Encryption Flaw Called A Threat To Email

A threatening flaw in email encryption was revealed Monday in a report from European researchers. If some sources are to be believed, it could spell the end of email as a secure channel.  

The new vulnerability is called EFAIL. It exposes the plaintext of encrypted emails for users of OpenPGP (Pretty Good Privacy) and S/MIME (Secure/Multipurpose Internet Mail Extensions, the two most prominent standards for end-to-end encryption of email, according to the report from the Electronic Frontier Foundation (EFF).

The findings are based on models, so it is unclear whether harm has actually occurred. But the authors state that they have “disclosed the vulnerabilities to all affected email vendors, and to national CERTs and our findings were confirmed by these bodies.”

They continue that in their model, the attacker is able to collect end-to-end encrypted emails, either through a man-in-the-middle attack on the network, by accessing a SMTP server, by accessing the IMAP account on the server, or by some other means. "He may store these emails for some time before he starts his attack.”

This is possible because of a basic flaw of end-to-end encryption, they add.   

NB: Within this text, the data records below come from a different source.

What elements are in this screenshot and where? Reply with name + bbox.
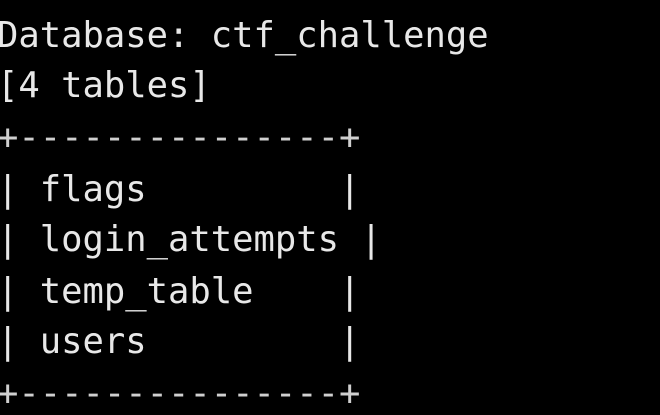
- table-top-border: +---------------+: [0, 117, 361, 158]
- table-bottom-border: +---------------+: [0, 373, 361, 414]
- table-row-flags: | flags |: [0, 169, 361, 210]
- table-row-users: | users |: [0, 321, 361, 362]
- table-count-line: [4 tables]: [0, 65, 211, 106]
- database-name-line: Database: ctf_challenge: [0, 15, 489, 56]
- table-row-temp-table: | temp_table |: [0, 271, 361, 312]
- table-row-login-attempts: | login_attempts |: [0, 219, 382, 260]
- terminal-window[interactable]: Database: ctf_challenge [4 tables] +----…: [0, 0, 660, 415]
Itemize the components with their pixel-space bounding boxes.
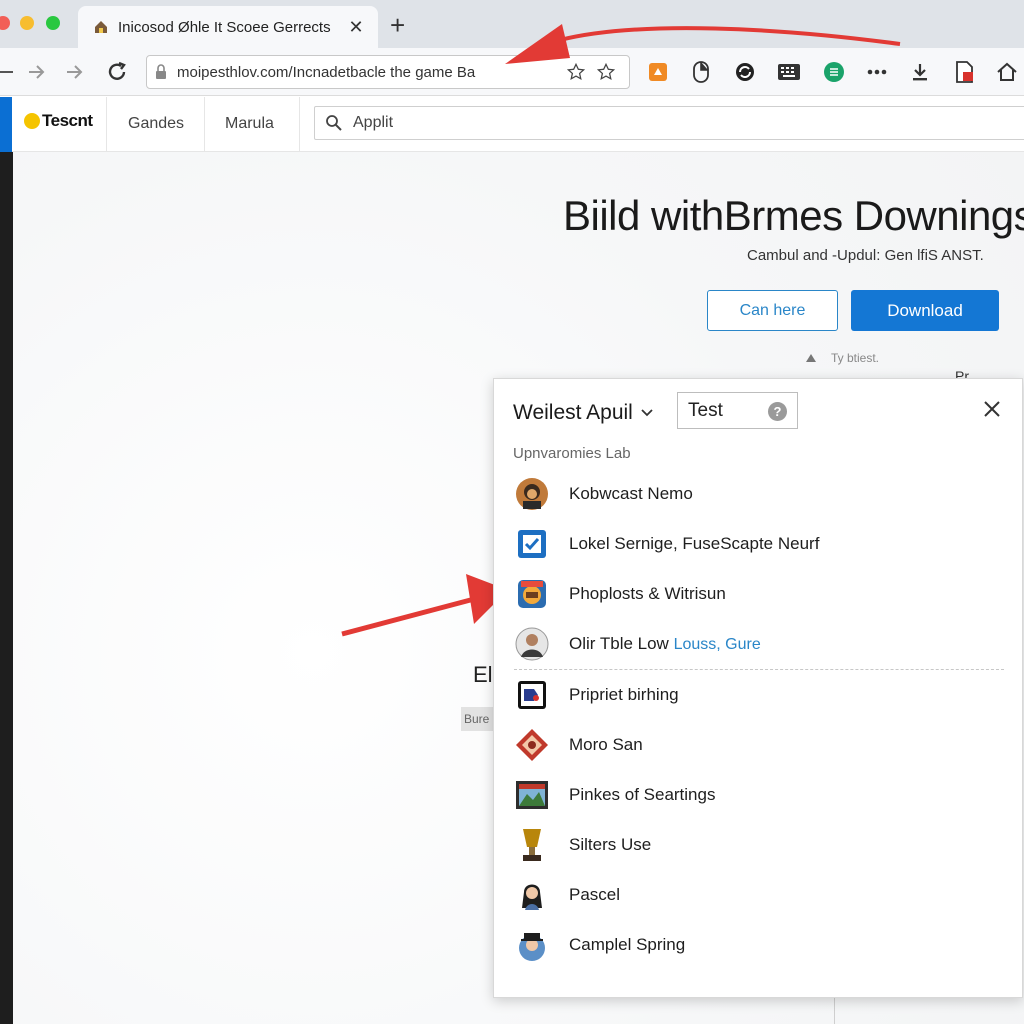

“While transport security between mail servers is useful against some attacker scenarios, it does not offer reliable security guarantees regarding confidentiality and authenticity of emails,” the researchers state.

It is, for example, not enough to deter attacks by “nation state actors, large-scale breaches of email servers, revealing millions of email messages, or attackers compromising email accounts,” they explain. 

In this scenario, attackers send a “changed encrypted email” to the victim. And that person’s email client decrypts the email and loads external content, “thus exfiltrating the plaintext to the attacker.”

The researchers used CBC/CFB gadgets “to enject malicious plaintext snippets into encrypted emails that abuse existing and standard conforming backchannels, for example, in in HTML, CSS, or x509 functionality, to exfiltrate the full plaintext after decryption.”

They add that EFAIL “abuses active content of HTML emails, for example externally loaded images or styles, to exfiltrate plaintext through requested URLs.”

One of the researchers, Sebastian Schinzel, told Süddeutsche Zeitung that “email is no longer a secure communication medium,” according to Gizmodo. It remains to be seen if this is overhype.  

Meanwhile, the report suggests several strategies for preventing EFAIL attacks:

Short Term

No decryption in email client

Disable HTML rendering

Medium Term

Patching

Long Term

Update OpenPGP and S/MIME standards

The report was authored by Damian Poddebniak, Christian Dresen, Jens Müller, Fabian Ising, Sebastian Schinzel, Simon Friedberger, Juraj Somorovsky and Jörg Schwenk.